樊流萤看来樊若贤一眼,她没办法安心,毕竟樊若贤随时随地都有可能会多说。
“这么早,都早些回去吧,母亲只怕一时半会儿没那么早醒。”
樊尚难免失落,毕竟大好的机会就这样错过了,他又怎么可能会甘心。
可是事已至此,又能有什么办法,也只能等着下一次了。
这一次不过是樊灵萱幸运而已,下一次可就绝对不会有这么幸运了。
樊若贤也只是看着他爹,他的这位父亲也不知道是在想什么,难不成这件事还能就这么过去了吗?

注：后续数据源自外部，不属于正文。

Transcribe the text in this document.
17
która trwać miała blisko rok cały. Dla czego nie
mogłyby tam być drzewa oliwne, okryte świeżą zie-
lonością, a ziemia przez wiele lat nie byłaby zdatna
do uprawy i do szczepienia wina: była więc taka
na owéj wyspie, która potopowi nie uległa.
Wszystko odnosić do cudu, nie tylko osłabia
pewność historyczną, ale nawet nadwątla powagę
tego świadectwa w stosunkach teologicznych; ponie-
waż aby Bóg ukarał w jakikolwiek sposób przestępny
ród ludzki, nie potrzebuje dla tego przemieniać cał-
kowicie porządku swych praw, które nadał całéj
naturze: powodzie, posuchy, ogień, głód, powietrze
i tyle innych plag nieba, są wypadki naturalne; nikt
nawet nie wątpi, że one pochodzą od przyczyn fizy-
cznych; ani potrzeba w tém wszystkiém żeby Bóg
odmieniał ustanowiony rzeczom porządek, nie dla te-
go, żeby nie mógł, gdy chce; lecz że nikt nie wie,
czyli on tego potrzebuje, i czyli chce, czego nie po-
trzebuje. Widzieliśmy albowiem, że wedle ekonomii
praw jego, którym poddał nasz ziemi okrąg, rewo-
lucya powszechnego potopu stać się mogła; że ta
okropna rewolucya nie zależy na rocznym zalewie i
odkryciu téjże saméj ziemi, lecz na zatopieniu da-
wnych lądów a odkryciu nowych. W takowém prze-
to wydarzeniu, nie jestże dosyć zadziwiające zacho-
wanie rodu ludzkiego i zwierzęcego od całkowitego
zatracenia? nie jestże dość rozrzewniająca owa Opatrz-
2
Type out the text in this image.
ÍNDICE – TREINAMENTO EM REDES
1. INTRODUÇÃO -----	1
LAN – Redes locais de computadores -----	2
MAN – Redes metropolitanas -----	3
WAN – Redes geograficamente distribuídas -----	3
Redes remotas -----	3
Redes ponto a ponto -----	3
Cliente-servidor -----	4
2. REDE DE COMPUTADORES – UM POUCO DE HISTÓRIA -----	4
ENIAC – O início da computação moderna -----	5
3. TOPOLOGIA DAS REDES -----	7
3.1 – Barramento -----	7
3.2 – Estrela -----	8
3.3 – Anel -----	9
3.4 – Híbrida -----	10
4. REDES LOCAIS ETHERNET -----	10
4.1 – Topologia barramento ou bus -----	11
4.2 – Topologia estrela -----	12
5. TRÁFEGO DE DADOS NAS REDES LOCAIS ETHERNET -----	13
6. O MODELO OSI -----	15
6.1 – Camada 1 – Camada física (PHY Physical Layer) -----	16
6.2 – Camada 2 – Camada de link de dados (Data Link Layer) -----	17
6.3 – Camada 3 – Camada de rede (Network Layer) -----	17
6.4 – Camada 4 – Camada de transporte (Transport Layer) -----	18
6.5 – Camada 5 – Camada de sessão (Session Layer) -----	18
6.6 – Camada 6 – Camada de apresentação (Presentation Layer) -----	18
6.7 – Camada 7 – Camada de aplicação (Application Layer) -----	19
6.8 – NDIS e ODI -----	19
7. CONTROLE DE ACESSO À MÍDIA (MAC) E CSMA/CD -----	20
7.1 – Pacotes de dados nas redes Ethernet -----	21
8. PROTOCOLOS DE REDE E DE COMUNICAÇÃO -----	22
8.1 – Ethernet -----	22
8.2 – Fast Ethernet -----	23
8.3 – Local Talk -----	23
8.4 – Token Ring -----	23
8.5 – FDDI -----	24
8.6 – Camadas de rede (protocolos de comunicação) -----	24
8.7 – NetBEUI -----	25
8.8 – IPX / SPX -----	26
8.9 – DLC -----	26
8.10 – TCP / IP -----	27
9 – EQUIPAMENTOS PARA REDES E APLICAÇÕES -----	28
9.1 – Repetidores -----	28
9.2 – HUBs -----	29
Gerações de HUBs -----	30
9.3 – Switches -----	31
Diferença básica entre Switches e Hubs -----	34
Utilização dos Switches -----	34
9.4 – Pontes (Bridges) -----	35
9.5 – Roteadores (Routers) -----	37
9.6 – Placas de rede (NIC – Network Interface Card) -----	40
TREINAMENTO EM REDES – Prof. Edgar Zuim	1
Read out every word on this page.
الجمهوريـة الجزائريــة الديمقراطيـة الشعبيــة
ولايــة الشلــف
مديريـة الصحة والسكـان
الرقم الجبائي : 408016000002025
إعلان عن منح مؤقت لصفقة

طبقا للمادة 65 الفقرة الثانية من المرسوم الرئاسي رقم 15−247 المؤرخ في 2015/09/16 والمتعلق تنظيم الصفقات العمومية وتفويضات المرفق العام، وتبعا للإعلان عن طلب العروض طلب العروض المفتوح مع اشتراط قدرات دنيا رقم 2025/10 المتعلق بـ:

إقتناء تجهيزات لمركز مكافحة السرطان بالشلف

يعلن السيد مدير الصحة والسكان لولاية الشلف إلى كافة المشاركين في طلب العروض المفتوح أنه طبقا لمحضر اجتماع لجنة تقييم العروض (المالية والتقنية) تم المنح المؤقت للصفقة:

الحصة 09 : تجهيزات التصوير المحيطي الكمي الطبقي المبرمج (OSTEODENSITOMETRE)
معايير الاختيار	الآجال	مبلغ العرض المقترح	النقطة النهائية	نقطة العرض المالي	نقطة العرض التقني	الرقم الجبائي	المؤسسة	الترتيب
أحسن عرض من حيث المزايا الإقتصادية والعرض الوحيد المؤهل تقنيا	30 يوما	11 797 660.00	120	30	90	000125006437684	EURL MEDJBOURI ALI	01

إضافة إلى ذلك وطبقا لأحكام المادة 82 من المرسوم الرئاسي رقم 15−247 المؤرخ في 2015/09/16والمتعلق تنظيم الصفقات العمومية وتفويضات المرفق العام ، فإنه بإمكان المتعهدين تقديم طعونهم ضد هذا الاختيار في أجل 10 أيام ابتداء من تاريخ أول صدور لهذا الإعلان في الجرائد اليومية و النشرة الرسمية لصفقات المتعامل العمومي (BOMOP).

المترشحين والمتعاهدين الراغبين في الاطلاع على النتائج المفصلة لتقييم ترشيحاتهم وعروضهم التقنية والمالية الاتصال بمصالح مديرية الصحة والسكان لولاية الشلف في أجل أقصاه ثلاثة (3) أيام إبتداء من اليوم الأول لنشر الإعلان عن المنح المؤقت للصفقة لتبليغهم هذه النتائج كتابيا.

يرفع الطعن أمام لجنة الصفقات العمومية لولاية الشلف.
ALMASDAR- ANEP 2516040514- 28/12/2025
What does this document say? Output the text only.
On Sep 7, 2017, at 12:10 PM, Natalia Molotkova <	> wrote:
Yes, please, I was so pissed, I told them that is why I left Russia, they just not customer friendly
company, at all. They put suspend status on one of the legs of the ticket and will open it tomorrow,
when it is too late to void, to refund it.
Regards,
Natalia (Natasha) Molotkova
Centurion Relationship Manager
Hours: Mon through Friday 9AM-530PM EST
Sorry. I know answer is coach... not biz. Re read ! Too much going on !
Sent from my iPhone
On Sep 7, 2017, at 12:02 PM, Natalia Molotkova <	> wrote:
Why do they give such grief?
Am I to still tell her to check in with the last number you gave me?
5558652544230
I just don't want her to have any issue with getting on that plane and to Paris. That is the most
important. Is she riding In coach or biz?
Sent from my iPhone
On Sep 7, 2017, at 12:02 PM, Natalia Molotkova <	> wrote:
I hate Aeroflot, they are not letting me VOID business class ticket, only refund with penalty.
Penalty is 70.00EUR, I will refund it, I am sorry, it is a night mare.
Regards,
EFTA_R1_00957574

他怎么就觉得不行呢,二房在家里耀武扬威也不是一天两天的了,如今也是时候挫一挫他们的锐气了,但大好机会为什么要放弃呢?
他知道他二伯是绝对不会另娶她人的,毕竟二夫人是官家小姐,无论发生了什么事都不可能摒弃糟糠之妻,从来都不是因为真爱,就只是权衡利弊。
好大的一顶绿帽子戴下来,他二伯也只能受着,毕竟还有着一个樊流萤,当国丈的野心可从来都没有消失过。
为了自己又或者是为了樊流萤也就只能忍着了。
可是现在什么都不知道未免也太便宜他们了。
“二伯难道就不去问问别人吗?毕竟当时在当场的可不仅仅只有我们,发生了什么事知道的,自然也就会告诉你。”
樊尚听着这话一头雾水,究竟发生了什么事?难不成樊流萤说得不对吗?
“你想要说什么,不妨直接说出来,一大早的何必弄些弯弯绕绕的,让人听不明白呢。”
樊若贤欲言又止,也只是说道:“我不知道。”
……
至于是不是一场闹剧没人知道,樊灵萱却已经洗漱完毕,如今正坐在梳妆台前梳头发。
温水清洗过的头发又湿又滑,她拿着梳子一点一点的梳着。